Kinan melenggang begitu saja. Melewati Arya yang masih tak berkutik dalam duduknya. Baginya, mempertahankan laki-laki seperti Arya memang tidak ada gunanya. Setelah sempat menahan dan berusaha selama tiga tahun pun, ternyata tak ada hasilnya. Benar-benar tidak berguna.
Hubungan mereka berdua memang sudah diterpa banyak masalah sejak awal. Soal long distance relationship, restu orangtua Arya, pekerjaan mereka berdua, dan banyak yang lainnya. Namun kala itu keduanya masih yakin aku mendapatkan akhir yang bahagia. Walaupun nyatanya itu hanya angan-angan yang tak menemukan jawab.

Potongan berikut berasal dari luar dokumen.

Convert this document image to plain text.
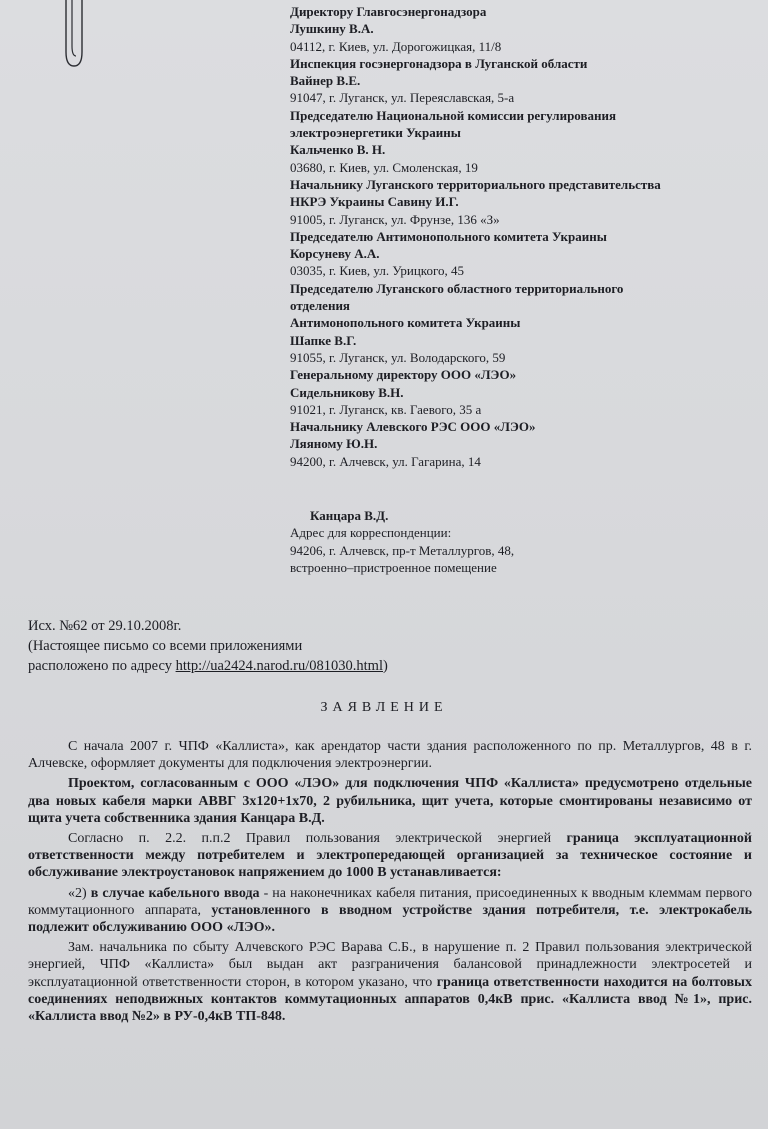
Директору Главгосэнергонадзора
Лушкину В.А.
04112, г. Киев, ул. Дорогожицкая, 11/8
Инспекция госэнергонадзора в Луганской области
Вайнер В.Е.
91047, г. Луганск, ул. Переяславская, 5-а
Председателю Национальной комиссии регулирования
электроэнергетики Украины
Кальченко В. Н.
03680, г. Киев, ул. Смоленская, 19
Начальнику Луганского территориального представительства
НКРЭ Украины Савину И.Г.
91005, г. Луганск, ул. Фрунзе, 136 «З»
Председателю Антимонопольного комитета Украины
Корсуневу А.А.
03035, г. Киев, ул. Урицкого, 45
Председателю Луганского областного территориального
отделения
Антимонопольного комитета Украины
Шапке В.Г.
91055, г. Луганск, ул. Володарского, 59
Генеральному директору ООО «ЛЭО»
Сидельникову В.Н.
91021, г. Луганск, кв. Гаевого, 35 а
Начальнику Алевского РЭС ООО «ЛЭО»
Ляяному Ю.Н.
94200, г. Алчевск, ул. Гагарина, 14
Канцара В.Д.
Адрес для корреспонденции:
94206, г. Алчевск, пр-т Металлургов, 48,
встроенно–пристроенное помещение
Исх. №62 от 29.10.2008г.
(Настоящее письмо со всеми приложениями
расположено по адресу http://ua2424.narod.ru/081030.html)
ЗАЯВЛЕНИЕ

С начала 2007 г. ЧПФ «Каллиста», как арендатор части здания расположенного по пр. Металлургов, 48 в г. Алчевске, оформляет документы для подключения электроэнергии.

Проектом, согласованным с ООО «ЛЭО» для подключения ЧПФ «Каллиста» предусмотрено отдельные два новых кабеля марки АВВГ 3х120+1х70, 2 рубильника, щит учета, которые смонтированы независимо от щита учета собственника здания Канцара В.Д.

Согласно п. 2.2. п.п.2 Правил пользования электрической энергией граница эксплуатационной ответственности между потребителем и электропередающей организацией за техническое состояние и обслуживание электроустановок напряжением до 1000 В устанавливается:

«2) в случае кабельного ввода - на наконечниках кабеля питания, присоединенных к вводным клеммам первого коммутационного аппарата, установленного в вводном устройстве здания потребителя, т.е. электрокабель подлежит обслуживанию ООО «ЛЭО».

Зам. начальника по сбыту Алчевского РЭС Варава С.Б., в нарушение п. 2 Правил пользования электрической энергией, ЧПФ «Каллиста» был выдан акт разграничения балансовой принадлежности электросетей и эксплуатационной ответственности сторон, в котором указано, что граница ответственности находится на болтовых соединениях неподвижных контактов коммутационных аппаратов 0,4кВ прис. «Каллиста ввод №1», прис. «Каллиста ввод №2» в РУ-0,4кВ ТП-848.
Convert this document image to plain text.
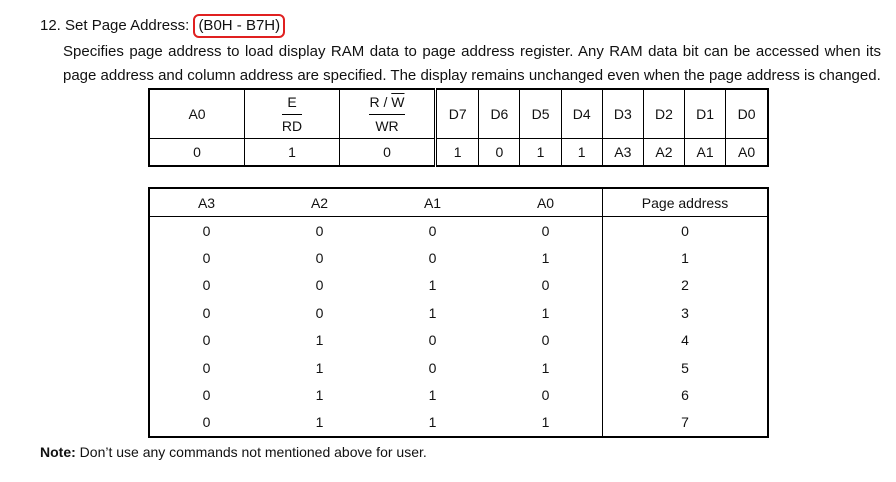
12. Set Page Address: (B0H - B7H)
Specifies page address to load display RAM data to page address register. Any RAM data bit can be accessed when its page address and column address are specified. The display remains unchanged even when the page address is changed.
A0	$\frac{E}{RD}$	$\frac{R / \overline{W}}{WR}$	D7	D6	D5	D4	D3	D2	D1	D0
0	1	0	1	0	1	1	A3	A2	A1	A0
A3	A2	A1	A0	Page address
0	0	0	0	0
0	0	0	1	1
0	0	1	0	2
0	0	1	1	3
0	1	0	0	4
0	1	0	1	5
0	1	1	0	6
0	1	1	1	7
Note: Don’t use any commands not mentioned above for user.
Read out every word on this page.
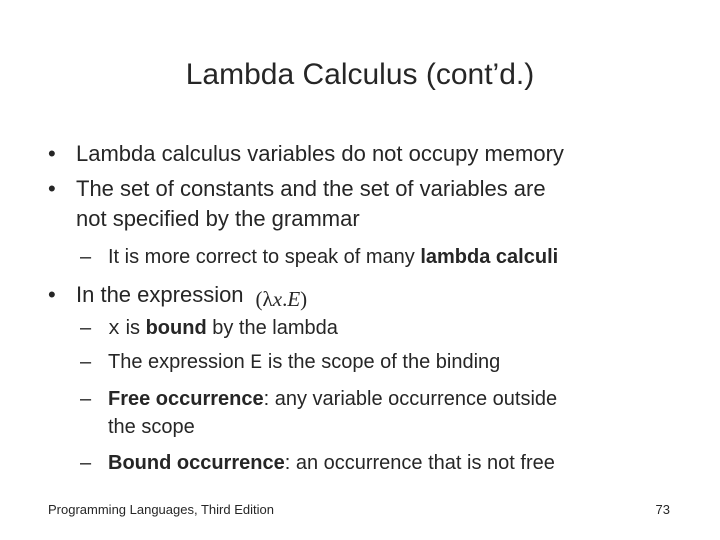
Lambda Calculus (cont’d.)
• Lambda calculus variables do not occupy memory
• The set of constants and the set of variables are
not specified by the grammar
– It is more correct to speak of many lambda calculi
• In the expression (λx.E)
– x is bound by the lambda
– The expression E is the scope of the binding
– Free occurrence: any variable occurrence outside
the scope
– Bound occurrence: an occurrence that is not free
Programming Languages, Third Edition	73
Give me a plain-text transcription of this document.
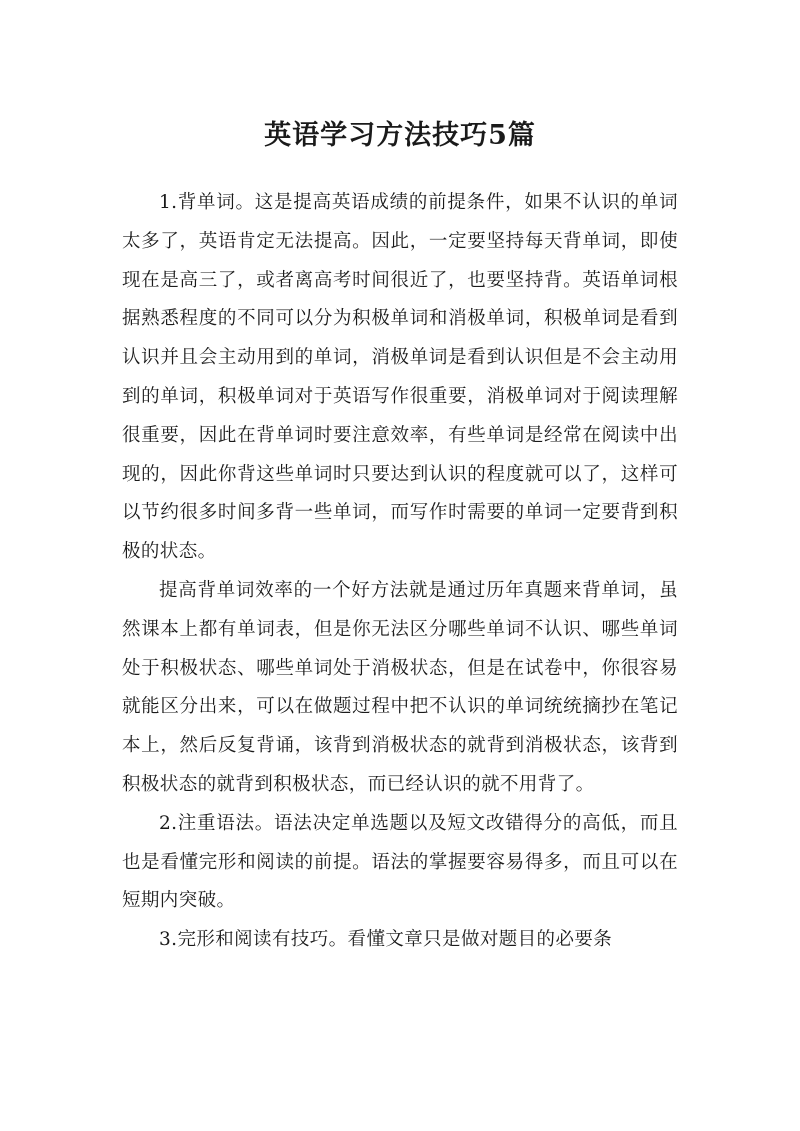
英语学习方法技巧5篇

1.背单词。这是提高英语成绩的前提条件，如果不认识的单词太多了，英语肯定无法提高。因此，一定要坚持每天背单词，即使现在是高三了，或者离高考时间很近了，也要坚持背。英语单词根据熟悉程度的不同可以分为积极单词和消极单词，积极单词是看到认识并且会主动用到的单词，消极单词是看到认识但是不会主动用到的单词，积极单词对于英语写作很重要，消极单词对于阅读理解很重要，因此在背单词时要注意效率，有些单词是经常在阅读中出现的，因此你背这些单词时只要达到认识的程度就可以了，这样可以节约很多时间多背一些单词，而写作时需要的单词一定要背到积极的状态。

提高背单词效率的一个好方法就是通过历年真题来背单词，虽然课本上都有单词表，但是你无法区分哪些单词不认识、哪些单词处于积极状态、哪些单词处于消极状态，但是在试卷中，你很容易就能区分出来，可以在做题过程中把不认识的单词统统摘抄在笔记本上，然后反复背诵，该背到消极状态的就背到消极状态，该背到积极状态的就背到积极状态，而已经认识的就不用背了。

2.注重语法。语法决定单选题以及短文改错得分的高低，而且也是看懂完形和阅读的前提。语法的掌握要容易得多，而且可以在短期内突破。

3.完形和阅读有技巧。看懂文章只是做对题目的必要条
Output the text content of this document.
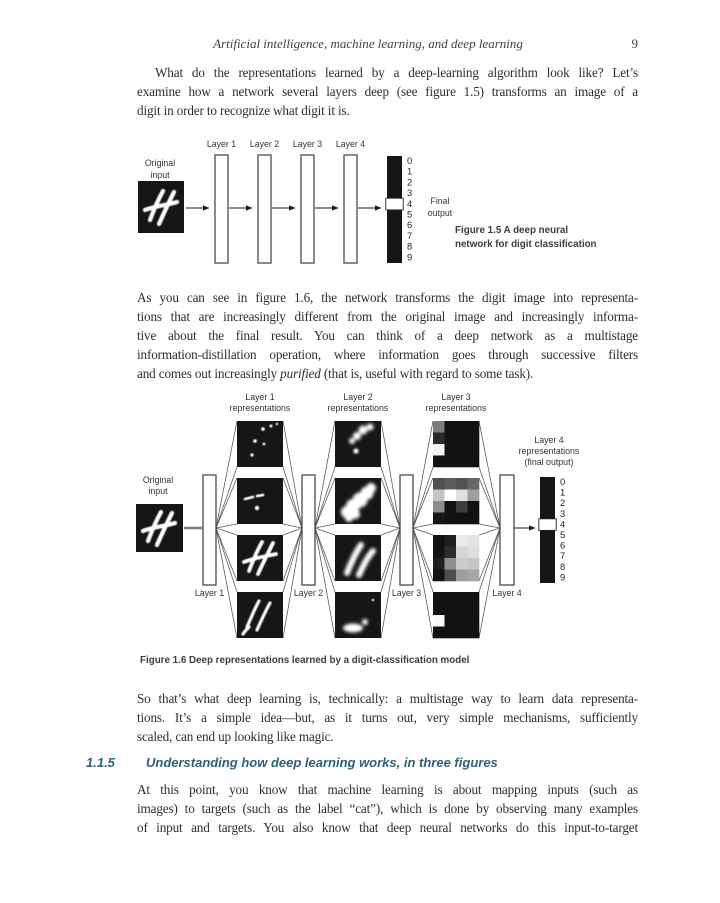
Artificial intelligence, machine learning, and deep learning	9
What do the representations learned by a deep-learning algorithm look like? Let’s
examine how a network several layers deep (see figure 1.5) transforms an image of a
digit in order to recognize what digit it is.
Layer 1 Layer 2 Layer 3 Layer 4
Original
input
0
1
2
3
4
5
6
7
8
9
Final
output
Figure 1.5 A deep neural
network for digit classification
As you can see in figure 1.6, the network transforms the digit image into representa-
tions that are increasingly different from the original image and increasingly informa-
tive about the final result. You can think of a deep network as a multistage
information-distillation operation, where information goes through successive filters
and comes out increasingly purified (that is, useful with regard to some task).
Layer 1
representations
Layer 2
representations
Layer 3
representations
Layer 4
representations
(final output)
Original
input
0
1
2
3
4
5
6
7
8
9
Layer 1	Layer 2	Layer 3	Layer 4
Figure 1.6 Deep representations learned by a digit-classification model
So that’s what deep learning is, technically: a multistage way to learn data representa-
tions. It’s a simple idea—but, as it turns out, very simple mechanisms, sufficiently
scaled, can end up looking like magic.
1.1.5	Understanding how deep learning works, in three figures
At this point, you know that machine learning is about mapping inputs (such as
images) to targets (such as the label “cat”), which is done by observing many examples
of input and targets. You also know that deep neural networks do this input-to-target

Sehari dua hari, Kinan terlihat biasa saja. Ia menanamkan pada dirinya sendiri bahwa kehilangan laki-laki seperti Arya bukan hal besar. Tapi pada kenyataannya, ternyata keyakinan pada dirinya sendiri tertolak oleh nuraninya. Ia masih sangat menyesalkan hubungan itu kandas begitu saja.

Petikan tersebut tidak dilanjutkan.